The second poem in the Advent series from a few years ago:


The young maple, the neighbors’ tree, young too,
Lost all its leaves last night. This morning
Red leaves lay everywhere randomly strewn
Across the space between both our homes.

It is no battlefield, they no fallen
Heroes of a fight lying where they fell
Helplessly, once bright, become carrion
And less. Nor will song their tale sweetly tell.

No storm came through last night, no wind nor rain.
Stars and moon alight all was clear and calm.
Despite, though, leaves and tree a parting made.
They left and softly fell and laid them down.

They know a parting comes, the leaf, the tree.
They must obey their nature and they do.
Parting allows winter the birth of spring
So tree and leaf part.
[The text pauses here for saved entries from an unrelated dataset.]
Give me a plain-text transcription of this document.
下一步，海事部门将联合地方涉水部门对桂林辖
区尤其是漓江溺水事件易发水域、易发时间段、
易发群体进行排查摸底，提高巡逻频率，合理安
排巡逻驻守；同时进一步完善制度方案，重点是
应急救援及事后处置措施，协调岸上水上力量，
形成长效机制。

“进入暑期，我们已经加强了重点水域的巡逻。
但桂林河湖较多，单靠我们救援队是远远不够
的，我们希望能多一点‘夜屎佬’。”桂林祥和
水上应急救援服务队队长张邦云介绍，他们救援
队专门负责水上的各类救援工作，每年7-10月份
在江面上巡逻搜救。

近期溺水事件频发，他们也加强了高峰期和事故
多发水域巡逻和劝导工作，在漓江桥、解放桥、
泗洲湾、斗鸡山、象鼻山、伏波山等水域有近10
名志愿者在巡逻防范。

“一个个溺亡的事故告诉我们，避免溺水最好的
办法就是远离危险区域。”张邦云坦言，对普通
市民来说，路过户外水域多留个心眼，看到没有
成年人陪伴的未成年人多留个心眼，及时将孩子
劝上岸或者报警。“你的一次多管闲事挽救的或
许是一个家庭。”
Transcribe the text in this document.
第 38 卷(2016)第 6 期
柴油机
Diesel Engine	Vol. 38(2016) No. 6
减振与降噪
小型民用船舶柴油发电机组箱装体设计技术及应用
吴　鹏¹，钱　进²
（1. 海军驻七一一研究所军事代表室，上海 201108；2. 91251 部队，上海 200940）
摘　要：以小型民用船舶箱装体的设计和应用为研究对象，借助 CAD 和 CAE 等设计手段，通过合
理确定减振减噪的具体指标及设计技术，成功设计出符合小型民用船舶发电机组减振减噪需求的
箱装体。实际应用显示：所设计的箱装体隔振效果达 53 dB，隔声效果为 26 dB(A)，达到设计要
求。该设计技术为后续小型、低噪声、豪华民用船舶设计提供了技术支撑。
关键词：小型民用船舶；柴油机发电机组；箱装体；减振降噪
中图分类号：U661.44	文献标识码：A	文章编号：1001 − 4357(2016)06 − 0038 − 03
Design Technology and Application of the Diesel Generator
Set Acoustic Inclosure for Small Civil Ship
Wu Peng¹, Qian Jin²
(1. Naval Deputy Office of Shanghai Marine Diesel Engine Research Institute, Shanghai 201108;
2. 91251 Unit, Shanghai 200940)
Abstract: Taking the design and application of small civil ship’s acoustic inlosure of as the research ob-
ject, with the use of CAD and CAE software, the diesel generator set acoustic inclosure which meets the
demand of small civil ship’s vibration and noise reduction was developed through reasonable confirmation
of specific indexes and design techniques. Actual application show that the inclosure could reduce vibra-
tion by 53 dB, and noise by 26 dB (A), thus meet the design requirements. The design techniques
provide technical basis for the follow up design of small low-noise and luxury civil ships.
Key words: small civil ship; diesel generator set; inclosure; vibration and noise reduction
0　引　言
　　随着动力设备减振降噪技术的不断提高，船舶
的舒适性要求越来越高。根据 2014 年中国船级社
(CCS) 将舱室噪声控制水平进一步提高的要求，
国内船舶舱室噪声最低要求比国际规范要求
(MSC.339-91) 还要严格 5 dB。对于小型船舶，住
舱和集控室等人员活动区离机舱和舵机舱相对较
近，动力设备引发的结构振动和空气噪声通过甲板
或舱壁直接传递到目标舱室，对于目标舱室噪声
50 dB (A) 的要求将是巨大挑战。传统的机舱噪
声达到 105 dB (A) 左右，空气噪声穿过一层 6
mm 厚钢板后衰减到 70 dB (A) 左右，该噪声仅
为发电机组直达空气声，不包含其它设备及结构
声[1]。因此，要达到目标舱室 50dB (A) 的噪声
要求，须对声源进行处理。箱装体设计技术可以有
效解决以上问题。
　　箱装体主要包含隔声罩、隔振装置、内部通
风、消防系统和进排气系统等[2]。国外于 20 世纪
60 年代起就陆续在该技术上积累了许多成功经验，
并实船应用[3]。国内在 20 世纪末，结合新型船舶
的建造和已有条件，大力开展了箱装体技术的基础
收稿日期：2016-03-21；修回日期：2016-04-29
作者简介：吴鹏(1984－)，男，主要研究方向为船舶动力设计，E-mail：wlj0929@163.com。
Can I so? Can you?

Is there that we own or need or dream
Which keeps us from this death, and birth, and growth
So we reject what can be for what seems
Preferring bright illusions, habit’s sloth?

Two days, that’s all, and leaves will brown
Moved aside for life planned though not yet.
A thousand million leaves have fallen down.
Each leaf’s lesson: what loses always gets.

November 1, 2005


  1. Loss and mortality are a big deal for humans, eh? As you say, it would be better for us to quit trying to pretend that either of these are avoidable, and instead be who we are. Nice write. 🙂

    • Hello Thea,

      I take your point,. However, I hold with the point that Hopkins made, the one about us being “immortal diamonds”…wrapped in mortality…

      Thank you for your kind compliment.